Au terme d’un rude combat spirituel, marqué par le doute et de difficiles conversations avec des musulmans, Bruno Guillot entre dans la paix en modifiant sa façon de prier. Elle lui offre une « proximité inédite » avec Dieu qu’il appelle « Père » pour la première fois. Ayant alors compris que la vérité n’est pas une liste de règles mais une personne vivante, il finit par avouer à un ami musulman qui s’inquiétait de son éloignement : « Je ne suis plus musulman, c’est ma libération ». Ce qui entraîne pour lui des conséquences douloureuses, notamment des insultes et des menaces pour « apostasie ». Il renonce alors à son ambitieux projet missionnaire et s’installe en France avec ses enfants.

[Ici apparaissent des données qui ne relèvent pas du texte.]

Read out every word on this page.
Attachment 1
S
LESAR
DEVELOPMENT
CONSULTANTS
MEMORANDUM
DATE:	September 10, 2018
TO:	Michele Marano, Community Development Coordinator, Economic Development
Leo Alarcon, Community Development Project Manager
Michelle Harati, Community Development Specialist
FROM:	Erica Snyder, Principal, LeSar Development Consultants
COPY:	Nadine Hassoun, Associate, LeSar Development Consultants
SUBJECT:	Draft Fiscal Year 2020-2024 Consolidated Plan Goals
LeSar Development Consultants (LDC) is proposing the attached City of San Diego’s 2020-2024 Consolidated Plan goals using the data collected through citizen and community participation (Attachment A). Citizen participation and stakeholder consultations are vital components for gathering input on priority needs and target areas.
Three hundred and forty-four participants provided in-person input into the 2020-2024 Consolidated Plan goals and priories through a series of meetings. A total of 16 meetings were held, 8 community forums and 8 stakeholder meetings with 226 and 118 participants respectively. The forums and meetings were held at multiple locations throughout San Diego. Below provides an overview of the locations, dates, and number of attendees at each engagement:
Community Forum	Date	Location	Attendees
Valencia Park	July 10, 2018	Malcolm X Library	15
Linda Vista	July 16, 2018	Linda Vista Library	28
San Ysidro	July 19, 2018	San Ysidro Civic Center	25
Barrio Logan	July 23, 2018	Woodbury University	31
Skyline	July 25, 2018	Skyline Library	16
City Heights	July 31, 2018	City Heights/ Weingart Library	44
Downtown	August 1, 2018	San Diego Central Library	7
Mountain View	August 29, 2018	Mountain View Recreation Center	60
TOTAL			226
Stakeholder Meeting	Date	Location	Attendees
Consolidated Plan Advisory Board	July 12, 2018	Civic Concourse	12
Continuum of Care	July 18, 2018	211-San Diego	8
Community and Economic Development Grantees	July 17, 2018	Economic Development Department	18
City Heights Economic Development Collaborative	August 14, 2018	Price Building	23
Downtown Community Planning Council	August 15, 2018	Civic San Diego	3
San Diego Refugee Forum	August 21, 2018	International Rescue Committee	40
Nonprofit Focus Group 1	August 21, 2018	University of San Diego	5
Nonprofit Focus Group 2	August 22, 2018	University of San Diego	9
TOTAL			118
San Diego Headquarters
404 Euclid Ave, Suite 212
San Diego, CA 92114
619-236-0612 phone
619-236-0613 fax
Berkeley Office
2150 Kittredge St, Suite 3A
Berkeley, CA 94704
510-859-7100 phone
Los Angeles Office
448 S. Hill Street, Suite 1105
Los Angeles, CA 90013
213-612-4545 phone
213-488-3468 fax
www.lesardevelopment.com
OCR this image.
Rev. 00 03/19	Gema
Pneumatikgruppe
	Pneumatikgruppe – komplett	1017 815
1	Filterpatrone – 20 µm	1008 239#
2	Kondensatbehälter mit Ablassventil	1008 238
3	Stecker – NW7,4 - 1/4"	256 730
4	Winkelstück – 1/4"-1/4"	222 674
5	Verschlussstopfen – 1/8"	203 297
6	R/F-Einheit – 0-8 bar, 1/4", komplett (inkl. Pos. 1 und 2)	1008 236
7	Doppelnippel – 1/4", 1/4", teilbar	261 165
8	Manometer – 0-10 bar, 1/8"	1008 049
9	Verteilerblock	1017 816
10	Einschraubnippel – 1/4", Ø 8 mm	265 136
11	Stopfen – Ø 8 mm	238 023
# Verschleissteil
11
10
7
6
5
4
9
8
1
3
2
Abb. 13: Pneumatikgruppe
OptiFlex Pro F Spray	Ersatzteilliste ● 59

Commentant cet « aller-retour », cas rare qui caractérise l’histoire du repenti, Rémi Brague souligne dans sa postface la crédibilité de son diagnostic dans un Occident décadent parce que malade de déchristianisation. « L’islam attire non pour ses qualités propres, mais comme compensation d’une faiblesse interne, pour remplir un vide spirituel ». Cet ouvrage salutaire mérite la plus grande attention.

Annie Laurent

(1) Bruno Guillot, Adieu Soulayman. Itinéraire d’un imam salafiste, Éditions Nous Al Aalam, 2025, 256 pages, 19,90 €.